Même si j'ai déjà vu 3 ou 4 de ses films je ne peux pas dire que je connaisse vraiment Jésus Franco, surtout si l'on rapporte ce maigre bilan à la pléthorique carrière d'un metteur en scène qui sous divers pseudonymes a réalisé plus de 200 films. Au moment de la sortie du film Une Vierge Chez les Morts-vivants en 1973, ce stakhanoviste de la mise en scène compte déjà de 50 films au compteur. Une Vierge Chez les Morts-vivants qui connaîtra plusieurs titres au gré de son exploitation et un film qui possède également une durée variable qui va de 80 à 105 minutes puisque certaines versions sont agrémentées d'images supplémentaires tournées notamment Jean Rollin et que d'autres sont clairement censurées de plusieurs minutes comme la scène du viol lors de la sortie anglaise du film.
Une Vierge Chez les Morts-vivants raconte l'histoire d'une jeune fille qui se rend dans une immense demeure perdue dans la campagne afin de rencontrer sa famille pour la lecture du testament de son père tout juste décédé.
Initialement intitulé La Nuit des Etoiles Filantes le scénario écris par Jésus Franco comportait moins de 50 pages soit environ une moitié de film.
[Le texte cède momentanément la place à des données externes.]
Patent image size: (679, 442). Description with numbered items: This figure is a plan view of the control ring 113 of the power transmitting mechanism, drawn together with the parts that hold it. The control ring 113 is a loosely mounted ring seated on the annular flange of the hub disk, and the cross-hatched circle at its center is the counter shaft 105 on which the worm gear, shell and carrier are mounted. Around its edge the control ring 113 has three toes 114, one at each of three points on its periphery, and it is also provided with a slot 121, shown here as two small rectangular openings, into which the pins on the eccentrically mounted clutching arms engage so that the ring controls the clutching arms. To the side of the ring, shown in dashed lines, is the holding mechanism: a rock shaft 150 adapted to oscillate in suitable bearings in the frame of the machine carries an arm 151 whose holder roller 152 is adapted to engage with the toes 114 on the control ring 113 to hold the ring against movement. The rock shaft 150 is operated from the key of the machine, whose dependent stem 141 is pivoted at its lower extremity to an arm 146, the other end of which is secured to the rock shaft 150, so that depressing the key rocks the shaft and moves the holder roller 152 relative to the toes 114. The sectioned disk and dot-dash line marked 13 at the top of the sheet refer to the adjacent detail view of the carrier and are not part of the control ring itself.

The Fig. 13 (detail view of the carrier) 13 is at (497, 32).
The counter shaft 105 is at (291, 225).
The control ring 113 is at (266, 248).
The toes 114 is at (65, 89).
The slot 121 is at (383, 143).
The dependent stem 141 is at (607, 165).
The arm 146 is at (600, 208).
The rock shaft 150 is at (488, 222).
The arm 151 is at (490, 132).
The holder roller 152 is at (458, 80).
Forcément, pour atteindre la durée d'un long-métrage le réalisateur se retrouve souvent contraint d'étirer ses scènes bien plus que de raison. Pourtant cela convient plutôt bien à un film qui ressemble du coup à un long et étrange cauchemar dont l'héroïne semble ne jamais pouvoir se réveiller. Si le film comporte de nombreux moments complètement surréaliste, étrange, amusant et totalement bis, Une Vierge Chez les Morts-vivants est aussi un film dans lequel on retrouve une forme de poésie morbide onirique et certaines scène sont même de véritables réussites comme lorsque la jeune héroïne parle avec son père mort et que ce dernier s'éloigne lentement dans les ténèbres sur un fauteuil digne d'un funeste trône avec à ses côtés comme une étrange ombre malveillante la princesse des ténèbres. On pourrait bien sûr ne faire que se moquer des aspects les plus Z de cette production mais il se dégage du film une singulière ambiance qui le rend assez unique en son genre. Encore une fois le fait de prolonger les séquence parfois jusqu'à l'ennui, jusqu'au malaise et jusqu'au ridicule plonge le spectateur dans une sorte d'engourdissement hypnotique.
Même si le film mérite d'être traiter autrement que comme un simple nanar, il contient tout de même plusieurs séquences qu'il me semble impossible de regarder sans sourire. Je retiendrai plus particulièrement cette scène durant laquelle le notaire marmonne et baragouine le fameux testament en avalant la moitié de ses phrases provoquant l'ennui poli, l'endormissement et même le ronflement sonore d'un interlocuteur. La longue séquence durant laquelle cette improbable famille se lance dans une oraison funèbre en bredouillant de manière maladroite et approximative des phrases en latin entrecoupées de chants neurasthénique qui font "la la la la Amen" mérite à elle seule de regarder le film. On s'amusera aussi beaucoup en voyant Jésus Franco qui interprété une sorte d'homme à tout faire un peu débile qui semble parler en oubliant systématiquement la quasi intégralité des consonnes de ces phrases ce qui donne de magnifiques dialogues comme Egiiii aveooooo uuuuuiiiiga" (Je cites de mémoire). Et puisque l'on parle du casting on retrouve avec plaisir ce bon vieux Howard Vernon qui interprète tonton Howard aussi à à l'aise pour faire très mal semblant de jouer du piano que de faire subir les ultimes outrages à sa propre nièce. Tout aussi fantastique que érotique le film et aussi porté par la beauté et l'absence manifeste de frilosité de ses différentes comédiennes comme Christina Von Blanc et Alica Arno qui passent une bonne partie de leur temps à se promener à moitié dévêtue.
Une Vierge Chez les Morts-vivants est film complètement atypique parfois très amusant dans ses errances et parfois très jolie dans ses maladresse. Si Jésus Franco est bien loin de tout réussir il donne incontestablement à son film une ambiance, un rythme et une identité assez unique en son genre. Ce long cauchemar qui n'est jamais effrayant, qui semble parfois ridicule, qui défie la souvent logique et la raison et qui plonge le spectateur dans le coton comateux et anesthésiant d'un rêve éveillé reste dans sa globalité un voyage assez fascinant.